For our challenge, we use a version of the quadratic knapsack problem with configurable difficulty, where the following two parameters can be adjusted in order to vary the difficulty of the challenge:

  • Parameter 1: num\textunderscore{ }items is the number of items from which you need to select a subset to put in the knapsack.
  • Parameter 2: better\textunderscore{ }than\textunderscore{ }baseline \geq 1 is the factor by which a solution must be better than the baseline value [link TIG challenges for explanation of baseline value].

The larger the num\textunderscore{ }items, the more number of possible S_{knapsack}, making the challenge more difficult. Also, the higher better\textunderscore{ }than\textunderscore{ }baseline, the less likely a given S_{knapsack} will be a solution, making the challenge more difficult.

The weight w_i of each of the num\textunderscore{ }items is an integer, chosen independently, uniformly at random, and such that each of the item weights 1 <= w_i <= 50, for i=1,2,...,num\textunderscore{ }items.

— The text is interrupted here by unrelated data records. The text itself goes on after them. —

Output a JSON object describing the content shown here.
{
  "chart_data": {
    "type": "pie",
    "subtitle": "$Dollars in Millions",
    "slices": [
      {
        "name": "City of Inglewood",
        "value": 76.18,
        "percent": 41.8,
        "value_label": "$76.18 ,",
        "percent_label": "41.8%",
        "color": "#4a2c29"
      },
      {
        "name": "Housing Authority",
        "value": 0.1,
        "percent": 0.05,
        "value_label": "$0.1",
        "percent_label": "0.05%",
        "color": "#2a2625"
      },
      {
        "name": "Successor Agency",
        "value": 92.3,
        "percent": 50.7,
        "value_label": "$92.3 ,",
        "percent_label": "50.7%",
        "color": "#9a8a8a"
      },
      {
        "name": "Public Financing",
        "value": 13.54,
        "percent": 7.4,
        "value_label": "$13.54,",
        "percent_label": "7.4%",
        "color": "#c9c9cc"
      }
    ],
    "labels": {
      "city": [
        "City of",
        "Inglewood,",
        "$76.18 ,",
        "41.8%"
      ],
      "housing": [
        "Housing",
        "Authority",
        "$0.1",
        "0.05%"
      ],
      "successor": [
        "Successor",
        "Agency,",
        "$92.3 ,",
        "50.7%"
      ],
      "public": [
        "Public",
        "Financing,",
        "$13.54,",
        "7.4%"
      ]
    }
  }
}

The individual values of the items v_i are selected by random from the range 50 <= v_i <= 100, and the interaction values of pairs of items V_{ij} are selected by random from the range -50 <= V_{ij} <= 50.

The total value of a knapsack is determined by summing up the individual values of items in the knapsack, as well as the interaction values of every pair of items (i,j) where i > j in the knapsack:

V_{knapsack} = \sum_{i \in knapsack}{v_i} + \sum_{(i,j)\in knapsack}{V_{ij}}

We impose a weight constraint W(S_{knapsack}) <= 0.5 \cdot W(S_{all}), where the knapsack can hold at most half the total weight of all items.

Consider an example of a challenge instance with num_items=4 and better_than_baseline = 1.10. Let the baseline value be 150:

weights = [26, 20, 39, 13]
individual_values = [63, 87, 52, 97]
interaction_values = [  0,  23, -18, -37
                       23,   0,  42, -28
                      -18,  42,   0,  32
                      -37, -28,  32,   0]
max_weight = 60
min_value = baseline*better_than_baseline = 165

The objective is to find a set of items where the total weight is at most 60 but has a total value of at least 165.

Now consider the following selection:

selected_items =  [0, 1, 3]

When evaluating this selection, we can confirm that the total weight is less than 60, and the total value is more than 165, thereby this selection of items is a solution:

  • Total weight = 26 + 20 + 13 = 59
  • Total value = 63 + 52 + 97 + 23 - 37 - 28 = 170

Our Challenge

In TIG, the baseline value is determined by a greedy algorithm that simply iterates through items sorted by potential value to weight ratio, adding them if knapsack is still below the weight constraint.